By Arnold Kling
Joe Nocera picks the best business narratives. I assume this means a book that describes an individual, a company, an event, or an era. I agree with him that Barbarians at the Gate (about the RJR-Nabisco takeover) and Liar’s Poker (Michael Lewis writing about Wall Street mortgage-backed securities traders) are must-reads. They are well written, and they emphasize the role of ego on Wall Street in a way that reinforces my priors.
I would not include Roger Lowenstein’s book on When Genius Failed. In my view, he does not really get at where Long Term Capital Management, the star-studded hedge fund, went wrong.
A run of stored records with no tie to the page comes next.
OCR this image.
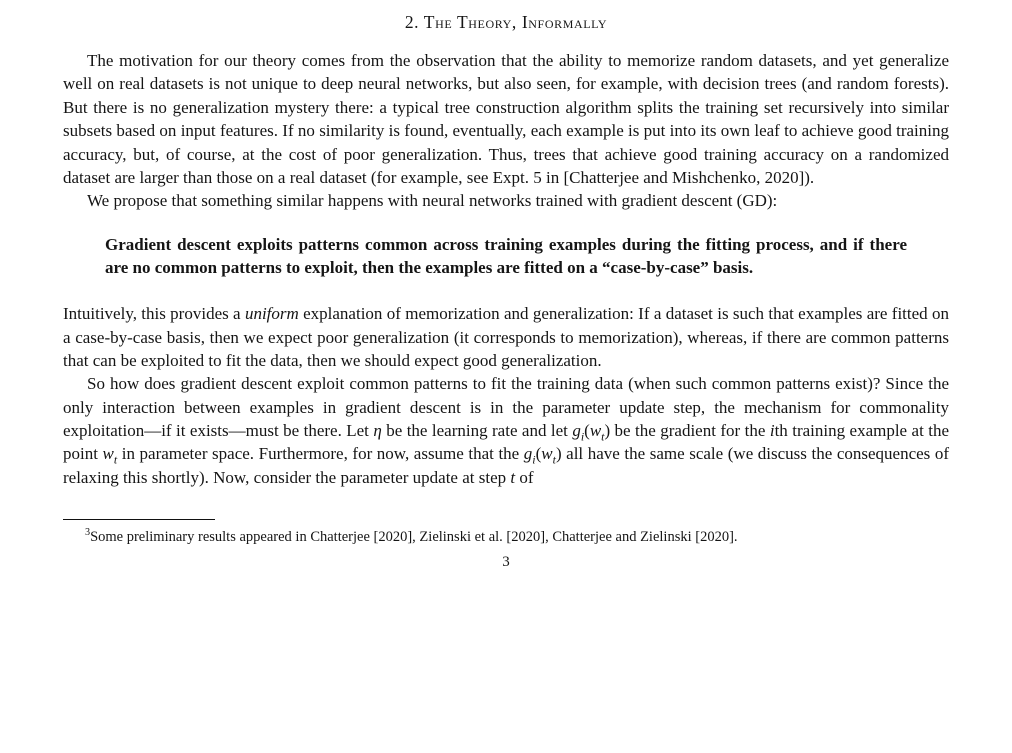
2. The Theory, Informally

The motivation for our theory comes from the observation that the ability to memorize random datasets, and yet generalize well on real datasets is not unique to deep neural networks, but also seen, for example, with decision trees (and random forests). But there is no generalization mystery there: a typical tree construction algorithm splits the training set recursively into similar subsets based on input features. If no similarity is found, eventually, each example is put into its own leaf to achieve good training accuracy, but, of course, at the cost of poor generalization. Thus, trees that achieve good training accuracy on a randomized dataset are larger than those on a real dataset (for example, see Expt. 5 in [Chatterjee and Mishchenko, 2020]).

We propose that something similar happens with neural networks trained with gradient descent (GD):

Gradient descent exploits patterns common across training examples during the fitting process, and if there are no common patterns to exploit, then the examples are fitted on a “case-by-case” basis.

Intuitively, this provides a uniform explanation of memorization and generalization: If a dataset is such that examples are fitted on a case-by-case basis, then we expect poor generalization (it corresponds to memorization), whereas, if there are common patterns that can be exploited to fit the data, then we should expect good generalization.

So how does gradient descent exploit common patterns to fit the training data (when such common patterns exist)? Since the only interaction between examples in gradient descent is in the parameter update step, the mechanism for commonality exploitation—if it exists—must be there. Let η be the learning rate and let $g_i(w_t)$ be the gradient for the ith training example at the point $w_t$ in parameter space. Furthermore, for now, assume that the $g_i(w_t)$ all have the same scale (we discuss the consequences of relaxing this shortly). Now, consider the parameter update at step t of

$^3$Some preliminary results appeared in Chatterjee [2020], Zielinski et al. [2020], Chatterjee and Zielinski [2020].
3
The other books on his list I have not read. I am most intrigued by The Go-go Years and least likely to approve of The Smartest Guys in the Room (the latter, about Enron, I saw as a movie, and that had some really asinine perspectives, particularly in its conspiratorial take on market value accounting).
Books I would add:
‘Adam Smith’ (George Goodman), both The Money Game and Supermoney, about Wall Street in the late 60’s and early 70’s (in the latter book, the Penn Central railroad bankruptcy is not unlike recent financial events).
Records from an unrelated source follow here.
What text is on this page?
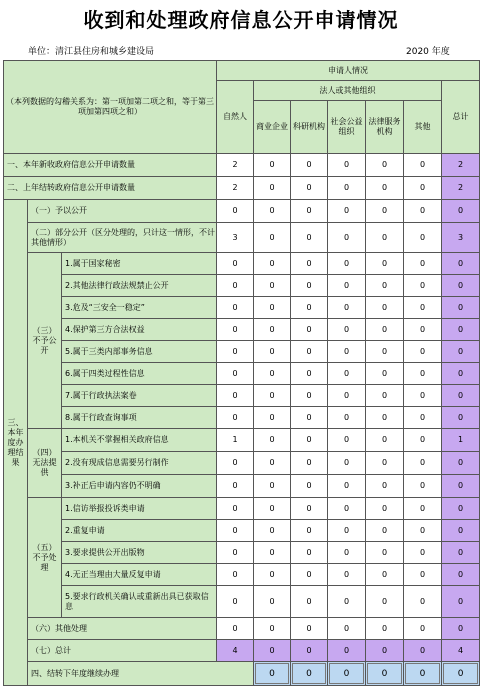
收到和处理政府信息公开申请情况
单位：清江县住房和城乡建设局	2020 年度
（本列数据的勾稽关系为：第一项加第二项之和，等于第三项加第四项之和）			申请人情况							
			自然人	法人或其他组织					总计	
				商业企业	科研机构	社会公益组织	法律服务机构	其他		
一、本年新收政府信息公开申请数量			2	0	0	0	0	0	2	
二、上年结转政府信息公开申请数量			2	0	0	0	0	0	2	
三、本年度办理结果	（一）予以公开		0	0	0	0	0	0	0	
	（二）部分公开（区分处理的，只计这一情形，不计其他情形）		3	0	0	0	0	0	3	
	（三）不予公开	1.属于国家秘密	0	0	0	0	0	0	0	
		2.其他法律行政法规禁止公开	0	0	0	0	0	0	0	
		3.危及“三安全一稳定”	0	0	0	0	0	0	0	
		4.保护第三方合法权益	0	0	0	0	0	0	0	
		5.属于三类内部事务信息	0	0	0	0	0	0	0	
		6.属于四类过程性信息	0	0	0	0	0	0	0	
		7.属于行政执法案卷	0	0	0	0	0	0	0	
		8.属于行政查询事项	0	0	0	0	0	0	0	
	（四）无法提供	1.本机关不掌握相关政府信息	1	0	0	0	0	0	1	
		2.没有现成信息需要另行制作	0	0	0	0	0	0	0	
		3.补正后申请内容仍不明确	0	0	0	0	0	0	0	
	（五）不予处理	1.信访举报投诉类申请	0	0	0	0	0	0	0	
		2.重复申请	0	0	0	0	0	0	0	
		3.要求提供公开出版物	0	0	0	0	0	0	0	
		4.无正当理由大量反复申请	0	0	0	0	0	0	0	
		5.要求行政机关确认或重新出具已获取信息	0	0	0	0	0	0	0	
	（六）其他处理		0	0	0	0	0	0	0	
	（七）总计		4	0	0	0	0	0	4	
	四、结转下年度继续办理			0	0	0	0	0	0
Michael S. Malone, Infinite Loop, about Apple Computer.
David Halberstam, The Fifties. Not strictly a business book, but his descriptions of the great mass-market phenomena of the period, from McDonalds’ to Holiday Inn to Levittown, are superb.
George Gilder, Microcosm. He caught very early the spirit of the personal computer revolution. This book influenced me a great deal, both in my career moves (a few years after reading it, I became an early Internet entrepreneur) and in my economic views (he leads you to think about the long-term evolution of the economy).